SUPERVISOR: Matthias NEUNER

PROJECT ASSIGNED TO: Luka MITROVIC

Structural thermosetting adhesives, such as rubber-toughened epoxy resins, are widely used in different engineering branches due to their high strength and stiffness, excellent adhesion to diverse substrates, and high chemical resistance. Compared to traditional fastening methods, adhesive bonding offers distinct benefits, such as a high strength-to-weight ratio, the ability to join dissimilar materials, and cost-efficiency, that align with the principles of lightweight design, sustainability, and energy efficiency.

To ensure long-term durability and safety of structural bonding applications, it is essential to properly dimension the adhesive joint for the intended service life and conditions. Numerical modeling enables prediction of the adhesive layer’s mechanical response under various loading conditions and design parameters, thereby supporting joint optimization and guiding the experimental studies to target only critical cases. The starting point for an accurate numerical prediction of joint behavior is a bulk material model that accurately describes the complex response of the adhesive.
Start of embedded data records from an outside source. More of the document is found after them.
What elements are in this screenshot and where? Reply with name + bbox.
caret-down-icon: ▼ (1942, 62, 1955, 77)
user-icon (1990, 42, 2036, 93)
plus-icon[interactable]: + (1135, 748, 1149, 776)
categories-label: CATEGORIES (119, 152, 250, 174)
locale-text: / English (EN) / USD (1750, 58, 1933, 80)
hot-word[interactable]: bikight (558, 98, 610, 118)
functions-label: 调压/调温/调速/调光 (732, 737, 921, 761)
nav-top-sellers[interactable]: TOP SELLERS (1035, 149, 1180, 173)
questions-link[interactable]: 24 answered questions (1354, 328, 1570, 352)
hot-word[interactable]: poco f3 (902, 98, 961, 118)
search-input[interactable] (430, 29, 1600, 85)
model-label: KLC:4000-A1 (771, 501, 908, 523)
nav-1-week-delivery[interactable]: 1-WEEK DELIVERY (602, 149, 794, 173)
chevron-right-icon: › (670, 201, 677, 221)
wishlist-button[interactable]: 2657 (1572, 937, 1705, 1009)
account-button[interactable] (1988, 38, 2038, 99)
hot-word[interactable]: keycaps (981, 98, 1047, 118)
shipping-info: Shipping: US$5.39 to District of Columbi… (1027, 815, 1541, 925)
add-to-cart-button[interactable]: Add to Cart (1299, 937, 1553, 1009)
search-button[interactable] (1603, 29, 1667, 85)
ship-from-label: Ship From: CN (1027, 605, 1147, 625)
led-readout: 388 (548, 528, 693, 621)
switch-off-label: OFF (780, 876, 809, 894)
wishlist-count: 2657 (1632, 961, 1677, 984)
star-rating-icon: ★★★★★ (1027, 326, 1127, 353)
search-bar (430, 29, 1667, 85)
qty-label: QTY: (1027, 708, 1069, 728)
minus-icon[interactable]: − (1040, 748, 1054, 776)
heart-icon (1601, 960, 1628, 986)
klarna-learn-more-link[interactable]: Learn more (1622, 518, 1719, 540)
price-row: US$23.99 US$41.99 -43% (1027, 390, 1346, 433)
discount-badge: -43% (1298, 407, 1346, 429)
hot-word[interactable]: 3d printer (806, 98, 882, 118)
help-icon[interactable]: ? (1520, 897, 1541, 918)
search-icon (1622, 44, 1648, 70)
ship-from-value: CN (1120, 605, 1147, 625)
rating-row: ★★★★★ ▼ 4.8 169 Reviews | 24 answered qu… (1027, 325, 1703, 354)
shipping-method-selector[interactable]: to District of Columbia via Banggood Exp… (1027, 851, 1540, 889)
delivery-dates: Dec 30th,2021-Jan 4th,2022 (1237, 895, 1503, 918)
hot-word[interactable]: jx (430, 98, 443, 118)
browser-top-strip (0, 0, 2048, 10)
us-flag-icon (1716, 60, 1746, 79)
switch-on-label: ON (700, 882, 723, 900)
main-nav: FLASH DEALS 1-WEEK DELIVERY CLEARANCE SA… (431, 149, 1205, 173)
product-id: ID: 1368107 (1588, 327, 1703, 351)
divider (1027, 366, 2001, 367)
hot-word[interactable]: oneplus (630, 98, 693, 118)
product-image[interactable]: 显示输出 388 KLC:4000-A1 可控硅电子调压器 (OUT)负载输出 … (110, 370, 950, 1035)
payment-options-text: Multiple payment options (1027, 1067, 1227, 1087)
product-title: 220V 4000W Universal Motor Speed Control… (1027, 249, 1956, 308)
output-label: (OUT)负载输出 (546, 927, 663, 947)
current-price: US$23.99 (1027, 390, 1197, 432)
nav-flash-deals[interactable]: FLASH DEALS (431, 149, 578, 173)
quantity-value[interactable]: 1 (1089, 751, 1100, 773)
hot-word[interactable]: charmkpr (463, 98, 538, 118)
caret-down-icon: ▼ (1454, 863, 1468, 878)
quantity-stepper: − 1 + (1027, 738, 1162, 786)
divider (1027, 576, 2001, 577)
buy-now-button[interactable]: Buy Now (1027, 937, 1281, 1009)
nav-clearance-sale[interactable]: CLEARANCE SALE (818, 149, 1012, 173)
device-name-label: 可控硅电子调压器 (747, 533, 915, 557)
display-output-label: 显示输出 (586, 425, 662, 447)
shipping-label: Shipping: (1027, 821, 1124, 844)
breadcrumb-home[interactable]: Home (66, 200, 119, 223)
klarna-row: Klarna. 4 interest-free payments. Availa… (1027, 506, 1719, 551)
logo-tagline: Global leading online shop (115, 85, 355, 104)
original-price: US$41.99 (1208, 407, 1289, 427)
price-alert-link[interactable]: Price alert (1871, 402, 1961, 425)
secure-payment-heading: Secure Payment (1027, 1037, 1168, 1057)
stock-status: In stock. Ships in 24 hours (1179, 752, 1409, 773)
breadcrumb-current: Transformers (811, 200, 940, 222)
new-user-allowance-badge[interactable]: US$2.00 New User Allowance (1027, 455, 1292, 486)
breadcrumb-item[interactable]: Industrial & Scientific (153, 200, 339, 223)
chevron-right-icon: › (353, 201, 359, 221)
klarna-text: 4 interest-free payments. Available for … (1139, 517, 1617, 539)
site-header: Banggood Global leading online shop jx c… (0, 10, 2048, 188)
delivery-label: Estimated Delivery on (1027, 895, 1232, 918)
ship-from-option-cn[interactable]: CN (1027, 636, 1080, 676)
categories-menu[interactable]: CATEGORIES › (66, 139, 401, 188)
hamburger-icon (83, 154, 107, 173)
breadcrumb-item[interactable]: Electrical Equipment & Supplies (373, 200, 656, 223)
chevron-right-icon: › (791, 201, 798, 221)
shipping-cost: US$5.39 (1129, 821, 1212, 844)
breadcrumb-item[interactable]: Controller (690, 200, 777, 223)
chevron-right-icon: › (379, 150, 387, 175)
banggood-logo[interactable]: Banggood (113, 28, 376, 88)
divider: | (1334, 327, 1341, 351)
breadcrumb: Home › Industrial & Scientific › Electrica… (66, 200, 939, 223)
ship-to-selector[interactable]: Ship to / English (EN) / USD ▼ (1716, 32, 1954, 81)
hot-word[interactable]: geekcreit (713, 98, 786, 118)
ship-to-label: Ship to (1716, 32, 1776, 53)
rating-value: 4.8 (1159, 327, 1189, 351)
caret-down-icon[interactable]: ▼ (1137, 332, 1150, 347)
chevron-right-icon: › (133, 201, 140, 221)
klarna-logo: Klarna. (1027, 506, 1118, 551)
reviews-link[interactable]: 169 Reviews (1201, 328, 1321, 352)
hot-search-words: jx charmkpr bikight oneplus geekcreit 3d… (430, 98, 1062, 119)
The goal of this dissertation is to develop a comprehensive finite-strain, time-dependent, thermo-mechanical bulk material model for rubber-toughened adhesives, which will be fully implemented in a finite element framework and validated at both material and structural levels.
By accurately accounting for stiffness and strength, large inelastic deformations due to excessive loads, damage initiation and propagation, as well as the time- and temperature-dependent effects of the material, this model will serve as a robust tool for simulating and optimizing joint design in practical engineering applications.